Overall spending on TikTok posts is still up about 3 percent year over year for the past three months on Later’s platform, according to Later CMO Ryan Bonnici. However, a look into brands’ spending on other platforms shows that TikTok’s rivals have experienced significantly more growth during the same period.
“This same cohort of users are scheduling at a much higher frequency to other social profiles, which continues to climb,” Bonnici said. “We’re seeing a 15 percent lift in the frequency that this group schedules to other platforms over the last 90 days.”
BrandCycle general manager Erin Gagnon told Digiday that she had observed brands diversify their spending away from TikTok and toward other platforms in the months following the Jan. 18 outage, although she declined to share specific figures.
“It’s likely less of a pullback and more of a diversification — the hedging of the bets.

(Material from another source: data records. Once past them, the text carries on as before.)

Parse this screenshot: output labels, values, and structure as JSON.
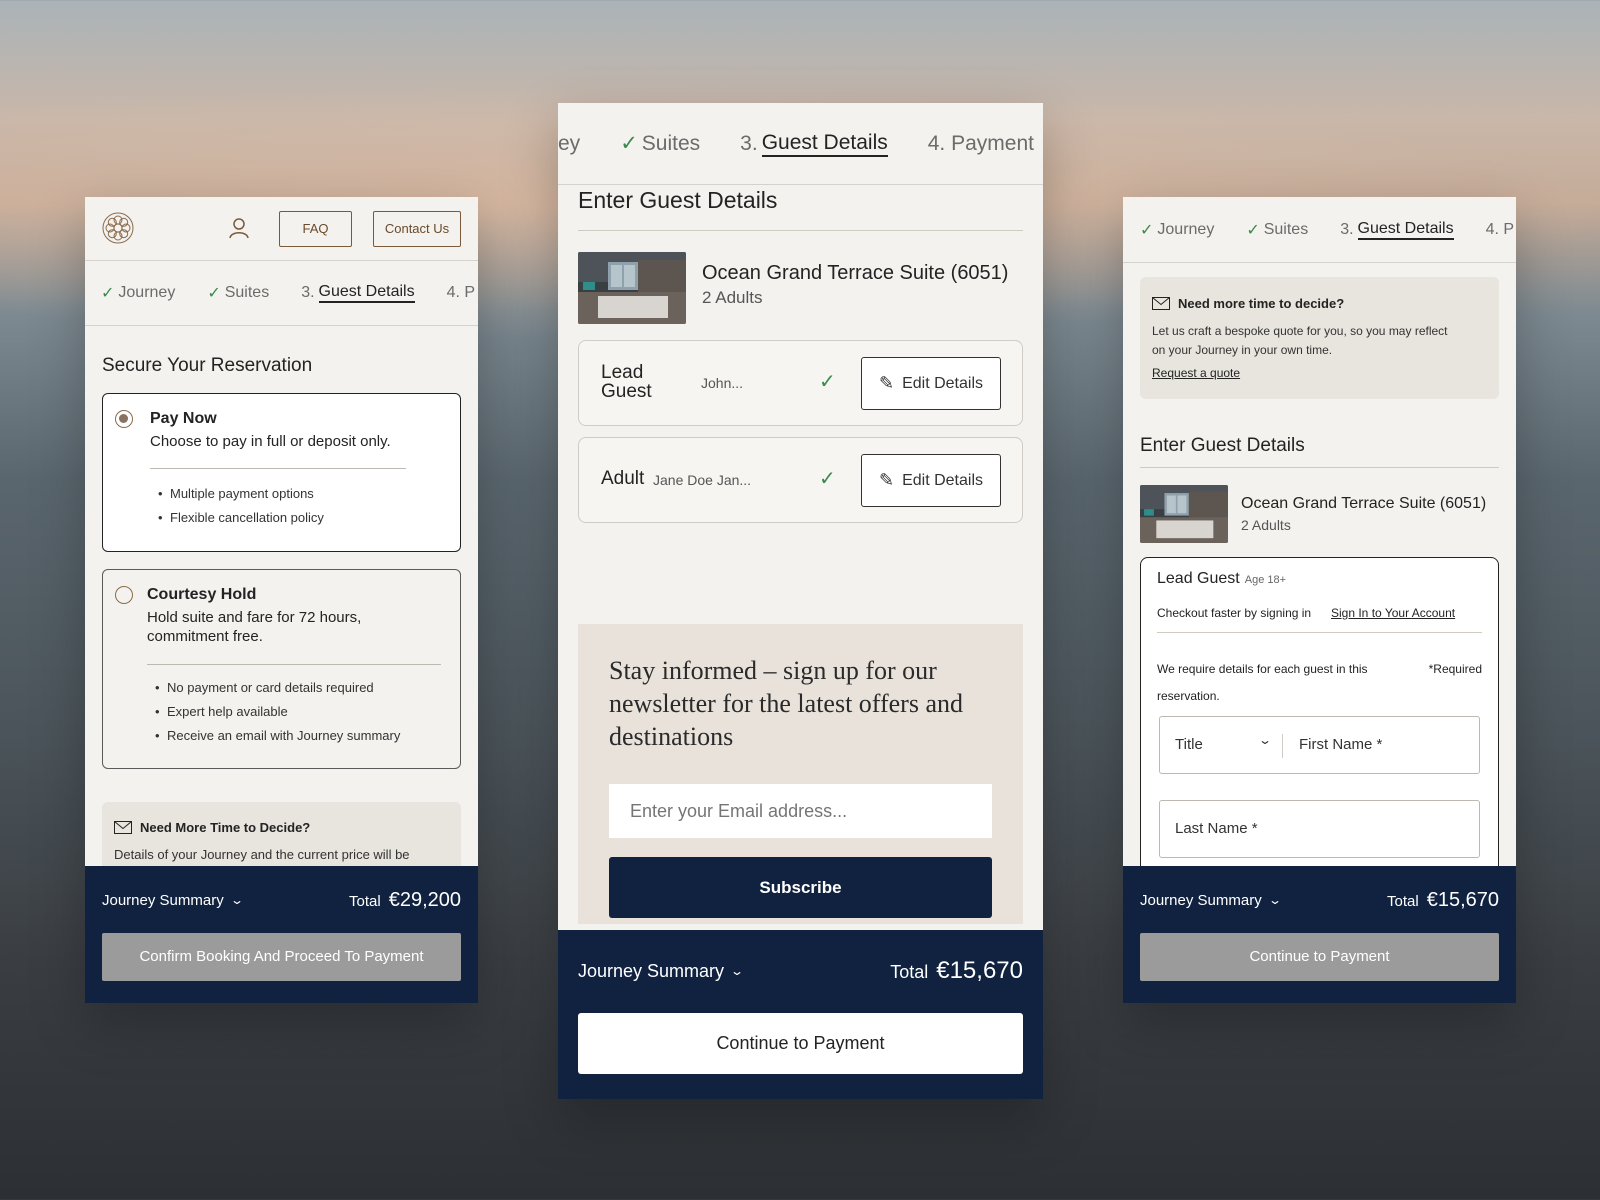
{
  "left_panel": {
    "header": {
      "faq_label": "FAQ",
      "contact_label": "Contact Us"
    },
    "steps": {
      "journey": "Journey",
      "suites": "Suites",
      "guest_num": "3.",
      "guest": "Guest Details",
      "next": "4. P"
    },
    "section_title": "Secure Your Reservation",
    "pay_now": {
      "title": "Pay Now",
      "desc": "Choose to pay in full or deposit only.",
      "bullets": [
        "Multiple payment options",
        "Flexible cancellation policy"
      ]
    },
    "courtesy_hold": {
      "title": "Courtesy Hold",
      "desc_line1": "Hold suite and fare for 72 hours,",
      "desc_line2": "commitment free.",
      "bullets": [
        "No payment or card details required",
        "Expert help available",
        "Receive an email with Journey summary"
      ]
    },
    "note": {
      "title": "Need More Time to Decide?",
      "text": "Details of your Journey and the current price will be"
    },
    "footer": {
      "summary_label": "Journey Summary",
      "total_label": "Total",
      "total_value": "€29,200",
      "cta": "Confirm Booking And Proceed To Payment"
    }
  },
  "center_panel": {
    "steps": {
      "journey_partial": "ey",
      "suites": "Suites",
      "guest_num": "3.",
      "guest": "Guest Details",
      "payment": "4. Payment"
    },
    "section_title": "Enter Guest Details",
    "suite": {
      "name": "Ocean Grand Terrace Suite (6051)",
      "guests": "2 Adults"
    },
    "guests": [
      {
        "label_line1": "Lead",
        "label_line2": "Guest",
        "name": "John...",
        "edit": "Edit Details"
      },
      {
        "label": "Adult",
        "name": "Jane Doe Jan...",
        "edit": "Edit Details"
      }
    ],
    "newsletter": {
      "heading_line1": "Stay informed – sign up for our",
      "heading_line2": "newsletter for the latest offers and",
      "heading_line3": "destinations",
      "email_placeholder": "Enter your Email address...",
      "subscribe": "Subscribe"
    },
    "footer": {
      "summary_label": "Journey Summary",
      "total_label": "Total",
      "total_value": "€15,670",
      "cta": "Continue to Payment"
    }
  },
  "right_panel": {
    "steps": {
      "journey": "Journey",
      "suites": "Suites",
      "guest_num": "3.",
      "guest": "Guest Details",
      "next": "4. P"
    },
    "quote_note": {
      "title": "Need more time to decide?",
      "text_line1": "Let us craft a bespoke quote for you, so you may reflect",
      "text_line2": "on your Journey in your own time.",
      "link": "Request a quote"
    },
    "section_title": "Enter Guest Details",
    "suite": {
      "name": "Ocean Grand Terrace Suite (6051)",
      "guests": "2 Adults"
    },
    "form": {
      "title": "Lead Guest",
      "age": "Age 18+",
      "signin_text": "Checkout faster by signing in",
      "signin_link": "Sign In to Your Account",
      "require_line1": "We require details for each guest in this",
      "require_line2": "reservation.",
      "required": "*Required",
      "title_field": "Title",
      "first_name": "First Name *",
      "last_name": "Last Name *"
    },
    "footer": {
      "summary_label": "Journey Summary",
      "total_label": "Total",
      "total_value": "€15,670",
      "cta": "Continue to Payment"
    }
  },
  "colors": {
    "navy": "#10223f",
    "check_green": "#3b8a4c",
    "accent_brown": "#7a5a3a",
    "panel_bg": "#f3f2ef",
    "button_gray": "#9b9b9b"
  },
  "icons": [
    "lotus-logo-icon",
    "user-icon",
    "check-icon",
    "mail-icon",
    "pencil-icon",
    "chevron-down-icon"
  ]
}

So, if they invested $100,000 in TikTok, maybe now they’re investing $80,000 in TikTok and $20,000 in YouTube Shorts,” Gagnon said, specifying that the numbers she used were theoretical, rather than figures from a real BrandCycle campaign.
With the ban extension potentially coming to an end on April 5 — barring a further extension by Donald Trump, in any case — reports of TikTok’s impending acquisition have swirled around the internet, with Amazon and Oracle emerging as potential contenders. Regardless of what ultimately happens to the platform, influencer marketers are projecting confidence that TikTok will stick around in some shape or form.

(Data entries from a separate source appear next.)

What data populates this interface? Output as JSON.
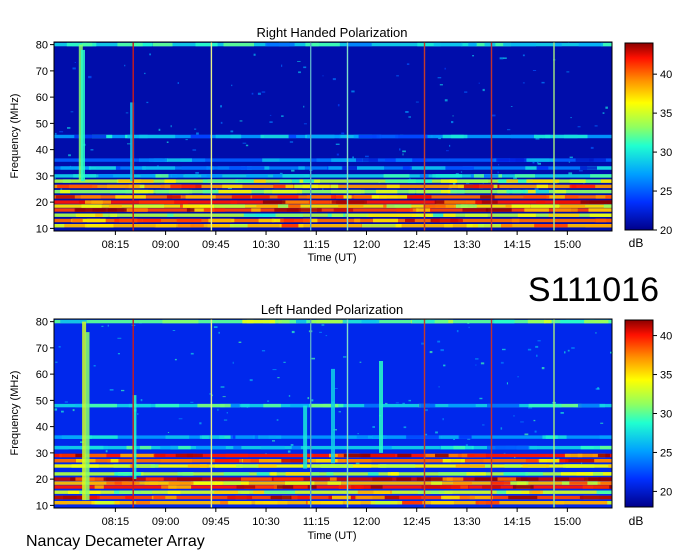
{
  "figure": {
    "station_id": "S111016",
    "footer": "Nancay Decameter Array"
  },
  "chart_data": [
    {
      "type": "heatmap",
      "title": "Right Handed Polarization",
      "xlabel": "Time (UT)",
      "ylabel": "Frequency (MHz)",
      "x_ticks": [
        "08:15",
        "09:00",
        "09:45",
        "10:30",
        "11:15",
        "12:00",
        "12:45",
        "13:30",
        "14:15",
        "15:00"
      ],
      "x_tick_minutes": [
        495,
        540,
        585,
        630,
        675,
        720,
        765,
        810,
        855,
        900
      ],
      "xlim_minutes": [
        440,
        940
      ],
      "y_ticks": [
        10,
        20,
        30,
        40,
        50,
        60,
        70,
        80
      ],
      "ylim": [
        9,
        81
      ],
      "colorbar": {
        "label": "dB",
        "ticks": [
          20,
          25,
          30,
          35,
          40
        ],
        "range": [
          20,
          44
        ]
      },
      "background_level_db": 21,
      "strong_bands_mhz": [
        {
          "f": 11,
          "db": 38
        },
        {
          "f": 13,
          "db": 40
        },
        {
          "f": 15,
          "db": 34
        },
        {
          "f": 17,
          "db": 41
        },
        {
          "f": 18.5,
          "db": 37
        },
        {
          "f": 20,
          "db": 42
        },
        {
          "f": 22,
          "db": 40
        },
        {
          "f": 24,
          "db": 33
        },
        {
          "f": 26,
          "db": 39
        },
        {
          "f": 28,
          "db": 34
        },
        {
          "f": 30,
          "db": 29
        },
        {
          "f": 33,
          "db": 26
        },
        {
          "f": 36,
          "db": 25
        },
        {
          "f": 45,
          "db": 27
        },
        {
          "f": 80,
          "db": 29
        }
      ],
      "vertical_lines": [
        {
          "t": 511,
          "color": "#cc1b1b"
        },
        {
          "t": 581,
          "color": "#e6f089"
        },
        {
          "t": 670,
          "color": "#59a8c9"
        },
        {
          "t": 703,
          "color": "#7fe0c8"
        },
        {
          "t": 772,
          "color": "#c33b2c"
        },
        {
          "t": 832,
          "color": "#c23030"
        },
        {
          "t": 888,
          "color": "#a6ea7e"
        }
      ],
      "bursts": [
        {
          "t": 464,
          "f0": 28,
          "f1": 80,
          "db": 33
        },
        {
          "t": 466,
          "f0": 28,
          "f1": 78,
          "db": 31
        },
        {
          "t": 510,
          "f0": 28,
          "f1": 58,
          "db": 29
        }
      ]
    },
    {
      "type": "heatmap",
      "title": "Left Handed Polarization",
      "xlabel": "Time (UT)",
      "ylabel": "Frequency (MHz)",
      "x_ticks": [
        "08:15",
        "09:00",
        "09:45",
        "10:30",
        "11:15",
        "12:00",
        "12:45",
        "13:30",
        "14:15",
        "15:00"
      ],
      "x_tick_minutes": [
        495,
        540,
        585,
        630,
        675,
        720,
        765,
        810,
        855,
        900
      ],
      "xlim_minutes": [
        440,
        940
      ],
      "y_ticks": [
        10,
        20,
        30,
        40,
        50,
        60,
        70,
        80
      ],
      "ylim": [
        9,
        81
      ],
      "colorbar": {
        "label": "dB",
        "ticks": [
          20,
          25,
          30,
          35,
          40
        ],
        "range": [
          18,
          42
        ]
      },
      "background_level_db": 21,
      "strong_bands_mhz": [
        {
          "f": 11,
          "db": 36
        },
        {
          "f": 13,
          "db": 39
        },
        {
          "f": 15,
          "db": 33
        },
        {
          "f": 17,
          "db": 40
        },
        {
          "f": 18.5,
          "db": 36
        },
        {
          "f": 20,
          "db": 41
        },
        {
          "f": 22,
          "db": 32
        },
        {
          "f": 25,
          "db": 34
        },
        {
          "f": 27,
          "db": 38
        },
        {
          "f": 29,
          "db": 40
        },
        {
          "f": 32,
          "db": 27
        },
        {
          "f": 36,
          "db": 25
        },
        {
          "f": 48,
          "db": 27
        },
        {
          "f": 80,
          "db": 30
        }
      ],
      "vertical_lines": [
        {
          "t": 511,
          "color": "#cc1b1b"
        },
        {
          "t": 581,
          "color": "#e6f089"
        },
        {
          "t": 670,
          "color": "#59a8c9"
        },
        {
          "t": 703,
          "color": "#7fe0c8"
        },
        {
          "t": 772,
          "color": "#c33b2c"
        },
        {
          "t": 832,
          "color": "#c23030"
        },
        {
          "t": 888,
          "color": "#a6ea7e"
        }
      ],
      "bursts": [
        {
          "t": 467,
          "f0": 12,
          "f1": 80,
          "db": 33
        },
        {
          "t": 470,
          "f0": 12,
          "f1": 76,
          "db": 31
        },
        {
          "t": 512,
          "f0": 20,
          "f1": 52,
          "db": 29
        },
        {
          "t": 665,
          "f0": 24,
          "f1": 48,
          "db": 28
        },
        {
          "t": 690,
          "f0": 26,
          "f1": 62,
          "db": 27
        },
        {
          "t": 733,
          "f0": 30,
          "f1": 65,
          "db": 29
        }
      ]
    }
  ]
}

“While many scenarios are possible, I anticipate another extension for the TikTok ban, with two possible scenarios,” Sutton said. “Either there will be an announcement that a ‘specific deal is in progress’ — or we’ll receive a generic statement from the current administration indicating they are working with interested parties, but cannot disclose the details.”
Confidence notwithstanding, the cat is out of the bag when it comes to advertisers’ approach to TikTok. Even if the short-form video platform finds a path forward in the U.S., brands and agencies that were previously focused on TikTok have learned that this approach is vulnerable to the whims of platforms and regulators, and have diversified their strategies accordingly.
“That class of agency, overnight, suddenly realized, ‘our skillset is predicated on being able to create content on a single channel, to a single audience,’” said Thomas Markland, founder and CEO of creator marketing company HYDP. “And the actual inherent value is actually relatively minimal there. For brands, I do think that it’s quite a worthwhile wake-up call.”